Women Are Charging Past Men for Jobs in America
Women are returning to the U.S. labor force in greater numbers this year, helping arrest an ugly decline in the so-called participation rate. Just how much additional support they can lend the economy over the longer term depends on their continued involvement.
The share of 25- to 54-year-old women either employed or actively looking for a job rose to a seven-year high in July, while the rate among prime-age men merely ticked up for the first time since January, according to Bureau of Labor Statistics data released last week. The 0.3 percentage point increase for females narrowed the gap between the two groups to 13.2 points, the lowest in records to 1948.
The divergent trends between men and women since the end of 2015 put the nation’s overall participation rate at 62.9 percent last month, close to the lowest since the 1970s.
Labor force participation among women, which eased along with the male counterparts in the aftermath of the Great Recession, has been on an uptrend again over the past two years. Younger prime-age women, especially, have been filing into the workforce. That’s coincided with faster-growing job growth in industries traditionally dominated by women such as health care and education.
The declining participation among prime-age male workers has become an area of focus for President Donald Trump’s administration. Trump campaigned on reviving traditionally male-dominated industries such as coal mining and manufacturing that have struggled against greater globalization. Amid record-high job openings, the president has emphasized that Americans need to be open about relocating for work. Mobility has declined to an all-time low in U.S. Census data back to 1948.
As Trump tries to achieve his 3 percent to 4 percent economic growth goal, participation matters because it’s one of a few basic ways to pull the expansion out of a 2 percent rut: more workers and more output per worker. Measures of productivity have been lagging along with participation.
Peter Mueser, an economics professor at the University of Missouri, in Columbia, still sees a lingering need for healing from the last recession, particularly in pockets of the Midwestern state that have weaker-than-average prime-age male participation. The economy’s overall improvement hasn’t coincided with a similar easing in the use of government benefits, including the Supplemental Nutrition Assistance Program, in Missouri, he said.
While more involvement from women has kept the participation rate from falling further, both cyclical and structural factors are limiting progress.
Prohibitive childcare costs make parents’ decision to return to work more difficult, and prime-age Americans are feeling the increased burden of caring for an aging population. The opioid epidemic also helps explain why a portion of the workforce is deemed unemployable.

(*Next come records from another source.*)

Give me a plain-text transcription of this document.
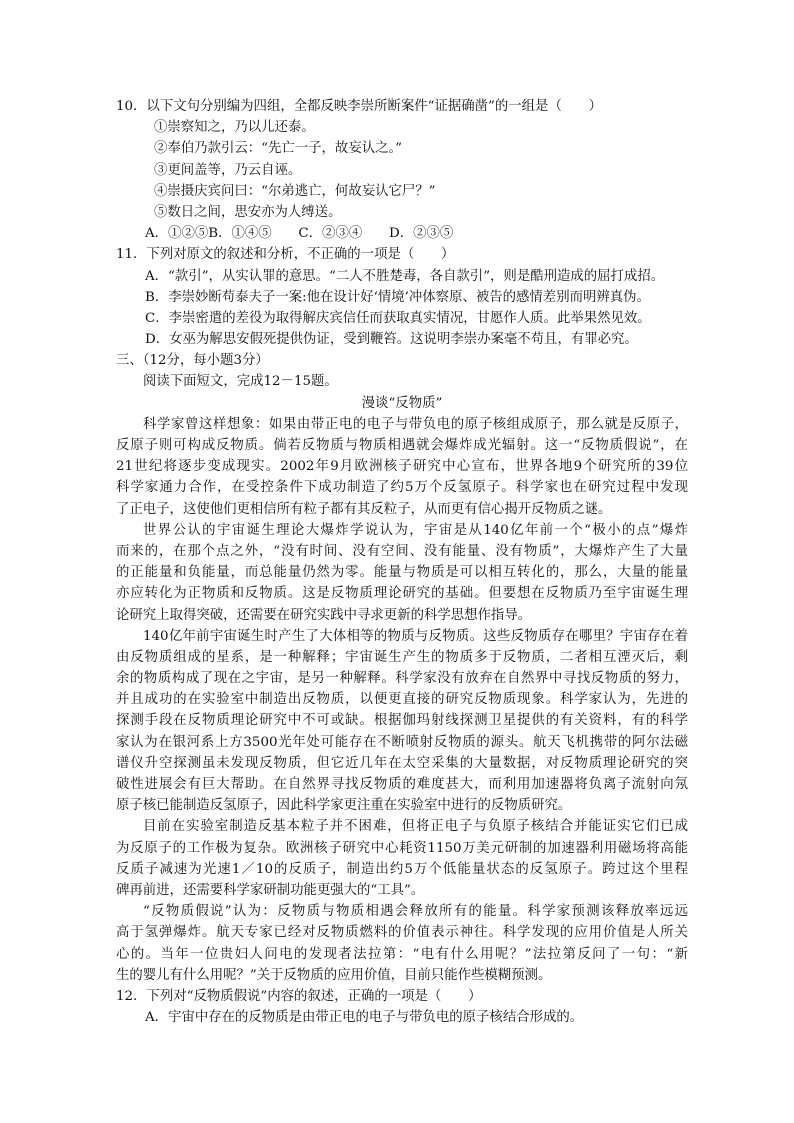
10．以下文句分别编为四组，全都反映李崇所断案件“证据确凿”的一组是（　　）
①崇察知之，乃以儿还泰。
②奉伯乃款引云：“先亡一子，故妄认之。”
③更间盖等，乃云自诬。
④崇摄庆宾问曰：“尔弟逃亡，何故妄认它尸？”
⑤数日之间，思安亦为人缚送。
A．①②⑤B．①④⑤　　C．②③④　　D．②③⑤
11．下列对原文的叙述和分析，不正确的一项是（　　）
A．“款引”，从实认罪的意思。“二人不胜楚毒，各自款引”，则是酷刑造成的屈打成招。
B．李崇妙断苟泰夫子一案:他在设计好‘情境’冲体察原、被告的感情差别而明辨真伪。
C．李崇密遣的差役为取得解庆宾信任而获取真实情况，甘愿作人质。此举果然见效。
D．女巫为解思安假死提供伪证，受到鞭笞。这说明李崇办案毫不苟且，有罪必究。
三、（12分，每小题3分）
阅读下面短文，完成12－15题。
漫谈“反物质”
科学家曾这样想象：如果由带正电的电子与带负电的原子核组成原子，那么就是反原子，
反原子则可构成反物质。倘若反物质与物质相遇就会爆炸成光辐射。这一“反物质假说”，在
21世纪将逐步变成现实。2002年9月欧洲核子研究中心宣布，世界各地9个研究所的39位
科学家通力合作，在受控条件下成功制造了约5万个反氢原子。科学家也在研究过程中发现
了正电子，这使他们更相信所有粒子都有其反粒子，从而更有信心揭开反物质之谜。
世界公认的宇宙诞生理论大爆炸学说认为，宇宙是从140亿年前一个“极小的点”爆炸
而来的，在那个点之外，“没有时间、没有空间、没有能量、没有物质”，大爆炸产生了大量
的正能量和负能量，而总能量仍然为零。能量与物质是可以相互转化的，那么，大量的能量
亦应转化为正物质和反物质。这是反物质理论研究的基础。但要想在反物质乃至宇宙诞生理
论研究上取得突破，还需要在研究实践中寻求更新的科学思想作指导。
140亿年前宇宙诞生时产生了大体相等的物质与反物质。这些反物质存在哪里？宇宙存在着
由反物质组成的星系，是一种解释；宇宙诞生产生的物质多于反物质，二者相互湮灭后，剩
余的物质构成了现在之宇宙，是另一种解释。科学家没有放弃在自然界中寻找反物质的努力，
并且成功的在实验室中制造出反物质，以便更直接的研究反物质现象。科学家认为，先进的
探测手段在反物质理论研究中不可或缺。根据伽玛射线探测卫星提供的有关资料，有的科学
家认为在银河系上方3500光年处可能存在不断喷射反物质的源头。航天飞机携带的阿尔法磁
谱仪升空探测虽未发现反物质，但它近几年在太空采集的大量数据，对反物质理论研究的突
破性进展会有巨大帮助。在自然界寻找反物质的难度甚大，而利用加速器将负离子流射向氖
原子核已能制造反氢原子，因此科学家更注重在实验室中进行的反物质研究。
目前在实验室制造反基本粒子并不困难，但将正电子与负原子核结合并能证实它们已成
为反原子的工作极为复杂。欧洲核子研究中心耗资1150万美元研制的加速器利用磁场将高能
反质子减速为光速1／10的反质子，制造出约5万个低能量状态的反氢原子。跨过这个里程
碑再前进，还需要科学家研制功能更强大的“工具”。
“反物质假说”认为：反物质与物质相遇会释放所有的能量。科学家预测该释放率远远
高于氢弹爆炸。航天专家已经对反物质燃料的价值表示神往。科学发现的应用价值是人所关
心的。当年一位贵妇人问电的发现者法拉第：“电有什么用呢？”法拉第反问了一句：“新
生的婴儿有什么用呢？”关于反物质的应用价值，目前只能作些模糊预测。
12．下列对“反物质假说”内容的叙述，正确的一项是（　　）
A．宇宙中存在的反物质是由带正电的电子与带负电的原子核结合形成的。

And immigration limits imposed by the Trump administration could curb workforce growth in industries such as farming and construction that are dominated by the foreign-born.
“The aging drag is not going away, which means there needs to be more upside” from recent trends, UBS economists led by Robert Sockin wrote in an Aug. 8 research note. That would include increased participation among younger workers as increases in higher education enrollment stop surging, and a leveling off in the share of Americans with disabilities who are out of the labor force, they wrote.

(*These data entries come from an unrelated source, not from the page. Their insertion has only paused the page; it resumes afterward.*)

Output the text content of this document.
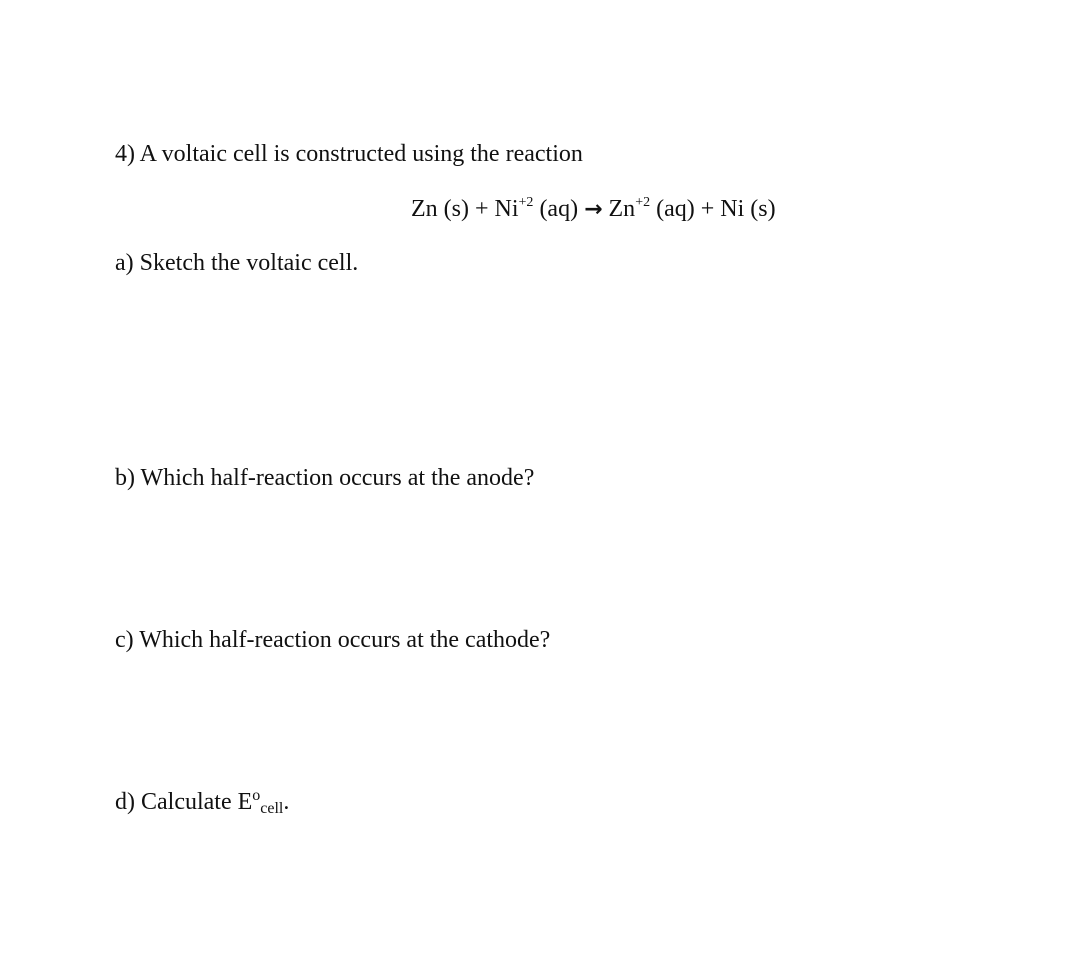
4) A voltaic cell is constructed using the reaction
Zn $(s) + Ni^{+2}$ $(aq) \to Zn^{+2}$ (aq) + Ni (s)
a) Sketch the voltaic cell.
b) Which half-reaction occurs at the anode?
c) Which half-reaction occurs at the cathode?
d) Calculate $E^o_{cell}$.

But a stable participation rate also probably would depend on a continued rise in women’s involvement and at least a pause in the decline among prime-age men, the UBS economists wrote.
There is some reason to be optimistic that prime-age women will continue to score gains in workforce participation.
Lucas Puente, chief economist at Thumbtack Inc., sees advances across the industries in which his company matches consumers and professional service workers. While men still make up about 60 percent of the 250,000 active small businesses listing their services on Thumbtack, women are gaining ground more quickly, even among traditionally male-dominated professions. Among the top 10 fastest-growing women-owned businesses on Thumbtack in the past year are plumbers, electricians, and carpenters, according to the company’s survey data.
A cultural shift among U.S. employers toward the granting of more maternity leave and time off are helping draw more women into the workforce, including in professions that are typically male-dominated, he said.
“Longer-term, I expect women will continue to close the gap” with men on workforce participation, said Jed Kolko, chief economist at Indeed, a job-listings website.
“The demand for different kinds of jobs by employers is shifting more toward those that have been traditionally held by women, and many of the occupations that are projected to grow fastest over the next decade are in the health-care sector and others that historically have been more likely to be held by women,” Kolko said.
The ongoing rise of women’s participation, and particularly younger females with less experience, could also show up in worker pay data. The increase might help explain why wages have been slow to pick up even eight years into the expansion.
“If, at the margin, the people who are coming into the labor force are women and there is a wage gap, you have to add that to the list of things that are suppressing wage growth,” said Julia Coronado, president of Macropolicy Perspectives LLC in New York.